I love my dad so much. I will miss being able to talk to him. I’ll miss going running with him on the beach. I’ll miss the look of joy on his face when I call or visit. I have been having a really difficult time trying to make sense of his passing. I don’t pretend to have the answers, but these are some of my thoughts. Sometimes really lousy things happen to the very best people and it
doesn’t seem fair. In our small and finite understanding we think that a just God would never let the righteous suffer. When we are feeling especially broadminded, we might acknowledge that maybe God can allow good people to suffer a little—just enough for them to learn some hard lessons—but that it had better not last for too long, and that there needs to be a happy ending where each trial we endured gets compensated for with some enormous blessings like in the story of Job. I wish things were that way. Life would certainly be a lot easier. It’s really hard to accept that instead we live in a world where the wicked sometimes seem to prosper and good people suffer and die all the time. Not every blessing is fulfilled, some of our prayers get answered in ways we don’t want to hear, innocent people get caught in the middle of wars and
disasters. We live in a fallen world. To be sure, miracles happen too, but they are not always where or when we would like them.
Christ’s own cousin, John the Baptist, a prophet who was so righteous that Jesus said “there is none greater born of women,” likely never saw a single one of Christ’s miracles performed. Instead, he spent the last years of his life languishing in prison where I’m sure Satan had plenty of time to try to get him to doubt and question. “How is it fair that I’m stuck here, I who have
been one of your most faithful friends?” He might have wondered. “Have I sinned against thee? How can I possibly further the Kingdom while locked in this prison?” As faithful as John was, if anyone deserved a miracle it was probably him. This is probably not how he expected his life to turn out. He likely hoped and prayed to be rescued so that he could continue crying repentance and preparing people to receive Jesus. This was a righteous man with righteous desires. John knew that Christ was performing miracles on the outside, the dead were raised, the blind received their sight, the lame walked. I like to think that for John, that was enough. I know that for my dad, it was enough. It was enough that Christ could rescue and heal. Even though my
dad definitely wanted to live, his faith wasn’t so fragile as to depend on receiving the specific miracle that he hoped for.

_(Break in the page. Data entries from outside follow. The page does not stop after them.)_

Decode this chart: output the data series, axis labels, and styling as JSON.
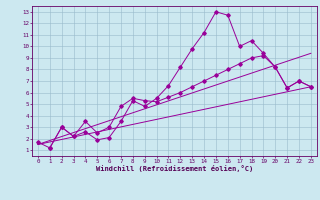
{
  "xlabel": "Windchill (Refroidissement éolien,°C)",
  "bg_color": "#cce8f0",
  "line_color": "#990099",
  "grid_color": "#99bbcc",
  "xlim": [
    -0.5,
    23.5
  ],
  "ylim": [
    0.5,
    13.5
  ],
  "xticks": [
    0,
    1,
    2,
    3,
    4,
    5,
    6,
    7,
    8,
    9,
    10,
    11,
    12,
    13,
    14,
    15,
    16,
    17,
    18,
    19,
    20,
    21,
    22,
    23
  ],
  "yticks": [
    1,
    2,
    3,
    4,
    5,
    6,
    7,
    8,
    9,
    10,
    11,
    12,
    13
  ],
  "line1_x": [
    0,
    1,
    2,
    3,
    4,
    5,
    6,
    7,
    8,
    9,
    10,
    11,
    12,
    13,
    14,
    15,
    16,
    17,
    18,
    19,
    20,
    21,
    22,
    23
  ],
  "line1_y": [
    1.7,
    1.2,
    3.0,
    2.2,
    2.6,
    1.9,
    2.1,
    3.5,
    5.3,
    4.8,
    5.5,
    6.6,
    8.2,
    9.8,
    11.2,
    13.0,
    12.7,
    10.0,
    10.5,
    9.4,
    8.2,
    6.4,
    7.0,
    6.5
  ],
  "line2_x": [
    1,
    2,
    3,
    4,
    5,
    6,
    7,
    8,
    9,
    10,
    11,
    12,
    13,
    14,
    15,
    16,
    17,
    18,
    19,
    20,
    21,
    22,
    23
  ],
  "line2_y": [
    1.2,
    3.0,
    2.2,
    3.5,
    2.5,
    3.0,
    4.8,
    5.5,
    5.3,
    5.2,
    5.6,
    6.0,
    6.5,
    7.0,
    7.5,
    8.0,
    8.5,
    9.0,
    9.2,
    8.2,
    6.4,
    7.0,
    6.5
  ],
  "line3_x": [
    0,
    23
  ],
  "line3_y": [
    1.5,
    6.5
  ],
  "line4_x": [
    0,
    23
  ],
  "line4_y": [
    1.5,
    9.4
  ],
  "font": "monospace",
  "axis_fontsize": 5.0,
  "tick_fontsize": 4.2
}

My dad was an incredible example of faith and patience his whole life, but especially the last four years as he faced down demons of doubt and despair that I can’t even begin to imagine. Throughout all of it he never stopped trusting God. Even in the midst of terribly difficult circumstances, he maintained his faith and kept a smile on his face. His last testimony that he
shared with us was about having joy in life. I’ll never forget that lesson which he embodied so well. There is plenty in life that is not right, things that are most certainly unfair that make us sad, but with Christ as our sure foundation and through the mercy of the atonement, we can live with joy here and now and we don’t have to wait until the next life when the great balancing act of the Savior’s atonement satisfies justice and accounts for all the unfairness.